The idea that women’s reproductive functioning can be classified as work is not a new one. That carrying, birthing, and rearing children are activities that should be credited as labor has been an implicit or explicit demand in the writing of thinkers from Engles to Firestone to Federici. In the 1970s, Italian feminists sought to attack characterizations of women’s domestic activities as naturally preordained by assigning them monetary value. “Wages for housework,” went one slogan. “Every miscarriage is a work accident,” was another. At the time, this was all just theoretical; more than anything, the demand to conceive of reproduction as work was a rhetorical device aimed at destroying habitual patterns of thought. Money is transformative that way. It can change an act of love into an act of work, and it can also change an infertile woman into a mother-to-be, or a promising student into a woman injecting her abdomen with hormones. In her recruitment video, Dr. Witkin affects a staccato punctuation when she speaks of the charitable motives for egg donation. “To be an ovum donor means that you are helping somebody to have their own.
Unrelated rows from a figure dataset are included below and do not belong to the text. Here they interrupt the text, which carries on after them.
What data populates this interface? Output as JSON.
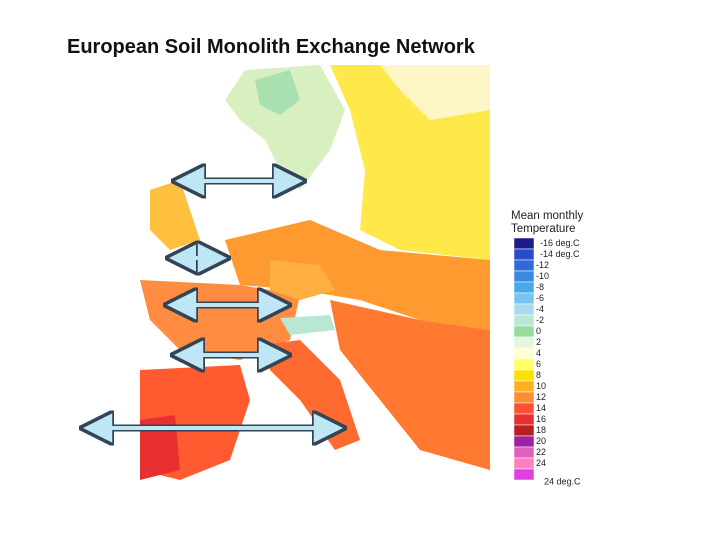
{
  "header": {
    "title": "European Soil Monolith Exchange Network"
  },
  "legend": {
    "title": "Mean monthly Temperature",
    "entries": [
      {
        "label": "-16 deg.C",
        "color": "#1c1c8a"
      },
      {
        "label": "-14 deg.C",
        "color": "#2a4cc8"
      },
      {
        "label": "-12",
        "color": "#2f6ad8"
      },
      {
        "label": "-10",
        "color": "#3a8ae4"
      },
      {
        "label": "-8",
        "color": "#48a8ec"
      },
      {
        "label": "-6",
        "color": "#78c4f0"
      },
      {
        "label": "-4",
        "color": "#a6daf0"
      },
      {
        "label": "-2",
        "color": "#b8e8d4"
      },
      {
        "label": "0",
        "color": "#96dc9c"
      },
      {
        "label": "2",
        "color": "#e6f6e0"
      },
      {
        "label": "4",
        "color": "#ffffd2"
      },
      {
        "label": "6",
        "color": "#ffff66"
      },
      {
        "label": "8",
        "color": "#ffe000"
      },
      {
        "label": "10",
        "color": "#ffb020"
      },
      {
        "label": "12",
        "color": "#ff8c30"
      },
      {
        "label": "14",
        "color": "#ff5030"
      },
      {
        "label": "16",
        "color": "#e83030"
      },
      {
        "label": "18",
        "color": "#b82020"
      },
      {
        "label": "20",
        "color": "#a020a0"
      },
      {
        "label": "22",
        "color": "#e060c0"
      },
      {
        "label": "24",
        "color": "#ff80c0"
      },
      {
        "label": "24 deg.C",
        "color": "#e040e0"
      }
    ]
  }
}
Biological. Child,” she says. She pauses half a beat before adding: “Not to mention the $8,000 compensation.” Her eyes don’t wink, but her voice does.
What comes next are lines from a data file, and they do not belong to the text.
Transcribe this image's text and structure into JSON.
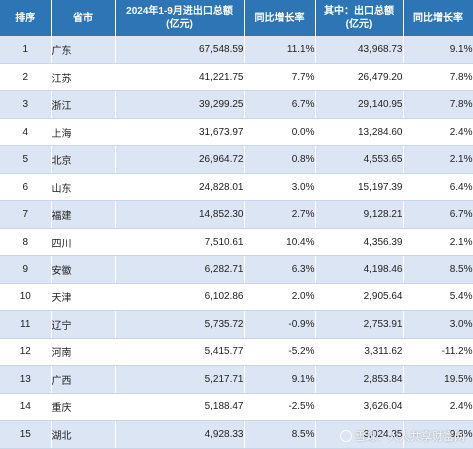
{
  "table": {
    "headers": {
      "rank": "排序",
      "province": "省市",
      "total_line1": "2024年1-9月进出口总额",
      "total_line2": "(亿元)",
      "total_yoy": "同比增长率",
      "export_line1": "其中：出口总额",
      "export_line2": "(亿元)",
      "export_yoy": "同比增长率"
    },
    "rows": [
      {
        "rank": "1",
        "province": "广东",
        "total": "67,548.59",
        "total_yoy": "11.1%",
        "export": "43,968.73",
        "export_yoy": "9.1%"
      },
      {
        "rank": "2",
        "province": "江苏",
        "total": "41,221.75",
        "total_yoy": "7.7%",
        "export": "26,479.20",
        "export_yoy": "7.8%"
      },
      {
        "rank": "3",
        "province": "浙江",
        "total": "39,299.25",
        "total_yoy": "6.7%",
        "export": "29,140.95",
        "export_yoy": "7.8%"
      },
      {
        "rank": "4",
        "province": "上海",
        "total": "31,673.97",
        "total_yoy": "0.0%",
        "export": "13,284.60",
        "export_yoy": "2.4%"
      },
      {
        "rank": "5",
        "province": "北京",
        "total": "26,964.72",
        "total_yoy": "0.8%",
        "export": "4,553.65",
        "export_yoy": "2.1%"
      },
      {
        "rank": "6",
        "province": "山东",
        "total": "24,828.01",
        "total_yoy": "3.0%",
        "export": "15,197.39",
        "export_yoy": "6.4%"
      },
      {
        "rank": "7",
        "province": "福建",
        "total": "14,852.30",
        "total_yoy": "2.7%",
        "export": "9,128.21",
        "export_yoy": "6.7%"
      },
      {
        "rank": "8",
        "province": "四川",
        "total": "7,510.61",
        "total_yoy": "10.4%",
        "export": "4,356.39",
        "export_yoy": "2.1%"
      },
      {
        "rank": "9",
        "province": "安徽",
        "total": "6,282.71",
        "total_yoy": "6.3%",
        "export": "4,198.46",
        "export_yoy": "8.5%"
      },
      {
        "rank": "10",
        "province": "天津",
        "total": "6,102.86",
        "total_yoy": "2.0%",
        "export": "2,905.64",
        "export_yoy": "5.4%"
      },
      {
        "rank": "11",
        "province": "辽宁",
        "total": "5,735.72",
        "total_yoy": "-0.9%",
        "export": "2,753.91",
        "export_yoy": "3.0%"
      },
      {
        "rank": "12",
        "province": "河南",
        "total": "5,415.77",
        "total_yoy": "-5.2%",
        "export": "3,311.62",
        "export_yoy": "-11.2%"
      },
      {
        "rank": "13",
        "province": "广西",
        "total": "5,217.71",
        "total_yoy": "9.1%",
        "export": "2,853.84",
        "export_yoy": "19.5%"
      },
      {
        "rank": "14",
        "province": "重庆",
        "total": "5,188.47",
        "total_yoy": "-2.5%",
        "export": "3,626.04",
        "export_yoy": "2.4%"
      },
      {
        "rank": "15",
        "province": "湖北",
        "total": "4,928.33",
        "total_yoy": "8.5%",
        "export": "3,024.35",
        "export_yoy": "9.3%"
      }
    ]
  },
  "watermark": {
    "icon": "snowball-logo-icon",
    "text": "雪球：人人共享财富网"
  }
}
Under the “Why I Want to Donate” tab on their profiles, young women profess altruism. In the 500-character box provided, egg donors write optimistic, loving, and imprecise declarations of “how much it means to [them] to help someone else realize their dream of having a family.” Sara Ahmed has called this sort of gesture “happiness work.” This is the job of being happy for the successes of other people, even when such successes come at one’s own expense. Donors do not say, at least not out loud, that they want to donate “because I need the money.” It would be professionally dangerous to do so.